Short term - Less than three months.
Soft tissue therapy - A mechanical therapy in which muscles, tendons, and ligaments are passively pressed and kneaded by hand or with mechanical devices.
Specificity - Refers to the percentage of people who test negative for a specific disease among a group of people who do not have the disease.
Spinal manipulative therapy - Any “hands-on” treatment that involves movement of the spinal joints. Mobilization uses low-grade velocity (relative to manipulation) and small or large amplitude passive movement techniques within the person’s spinal joint range of motion and control, while manipulation uses a high-velocity impulse or thrust applied to a synovial joint over a short amplitude.
Strain-counterstrain - A soft tissue therapy that involves applied pressure to a muscle with positioning of the neck to provide a small stretch of a muscle, performed by a practitioner.
Syndrome - A group of symptoms that consistently occur together or a condition characterized by a set of associated symptoms.
Tensegrity - An architectural system where the structures stabilize themselves by balancing countering forces of tension and compression.
The fascial system - The fascial system consists of the three-dimensional continuum of soft, collagen-containing, loose and dense fibrous connective tissues that permeate the body. It incorporates elements such as adipose tissue, adventitiae and neurovascular sheaths, aponeuroses, deep and superficial fasciae, epineurium, joint capsules, ligaments, membranes, meninges, myofascial expansions, periostea, retinacula, septa, tendons, visceral fasciae, and all the intramuscular and intermuscular connective tissues including endo-/peri-/epimysium.
Therapeutic alliance - A collaborative relationship characterized by a reciprocal trust between the client and the clinician, as well as the development of mutually agreed-upon goals and interventions.
Therapeutic ultrasound - An electrophysical treatment modality postulated to deliver sonic energy to deep tissue sites through ultrasonic waves, to increase tissue temperature and create non-thermal physiological changes, which are purported to improve symptoms and promote or accelerate tissue healing.
Traction - Manual or mechanically assisted application of an intermittent or continuous distractive force.
Transcutaneous electrical nerve stimulation (TENS) - A passive physical modality connected to the skin, using two or more electrodes to apply low level electrical current. Typically used with the intent to help pain management.
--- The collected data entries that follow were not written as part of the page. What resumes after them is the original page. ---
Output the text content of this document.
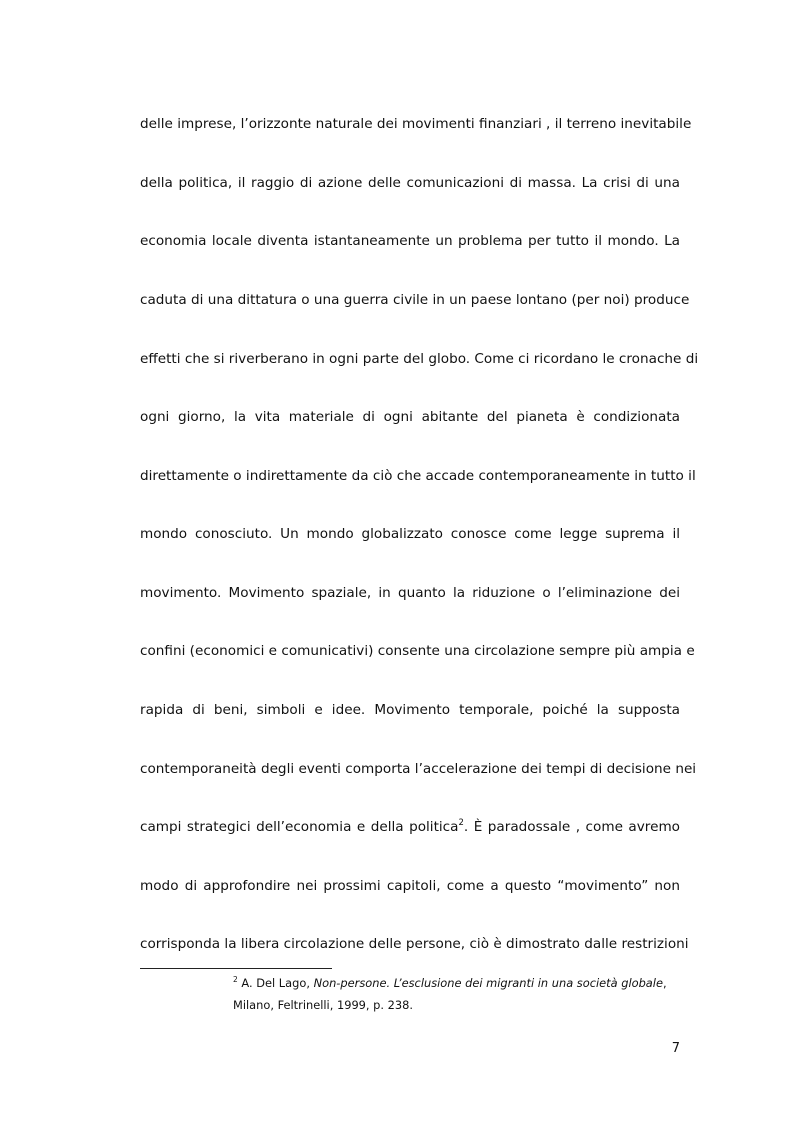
delle imprese, l’orizzonte naturale dei movimenti finanziari , il terreno inevitabile
della politica, il raggio di azione delle comunicazioni di massa. La crisi di una
economia locale diventa istantaneamente un problema per tutto il mondo. La
caduta di una dittatura o una guerra civile in un paese lontano (per noi) produce
effetti che si riverberano in ogni parte del globo. Come ci ricordano le cronache di
ogni giorno, la vita materiale di ogni abitante del pianeta è condizionata
direttamente o indirettamente da ciò che accade contemporaneamente in tutto il
mondo conosciuto. Un mondo globalizzato conosce come legge suprema il
movimento. Movimento spaziale, in quanto la riduzione o l’eliminazione dei
confini (economici e comunicativi) consente una circolazione sempre più ampia e
rapida di beni, simboli e idee. Movimento temporale, poiché la supposta
contemporaneità degli eventi comporta l’accelerazione dei tempi di decisione nei
campi strategici dell’economia e della politica$^2$. È paradossale , come avremo
modo di approfondire nei prossimi capitoli, come a questo “movimento” non
corrisponda la libera circolazione delle persone, ciò è dimostrato dalle restrizioni
$^2$ A. Del Lago, Non-persone. L’esclusione dei migranti in una società globale,
Milano, Feltrinelli, 1999, p. 238.
7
Treatment plan - Consistent with a massage therapy scope of practice, the treatment plan should aim to provide self-management support, facilitate engagement in physical activity or other meaningful activities, and support the effective management of symptoms.
Triggerpoint therapy - A form of clinical massage where pressure and/or longitudinal stroking is applied over a trigger point in a muscle.
Underuse - Failure to deliver a service that is highly likely to improve the quality or quantity of life, that represents good value for money, and that patients who were fully informed of its potential benefits and harms would have wanted.
Valence - The subjective feeling ranging from pleasantness to unpleasantness.
Yoga - An ancient practice involving postural exercises, breathing control, and meditation.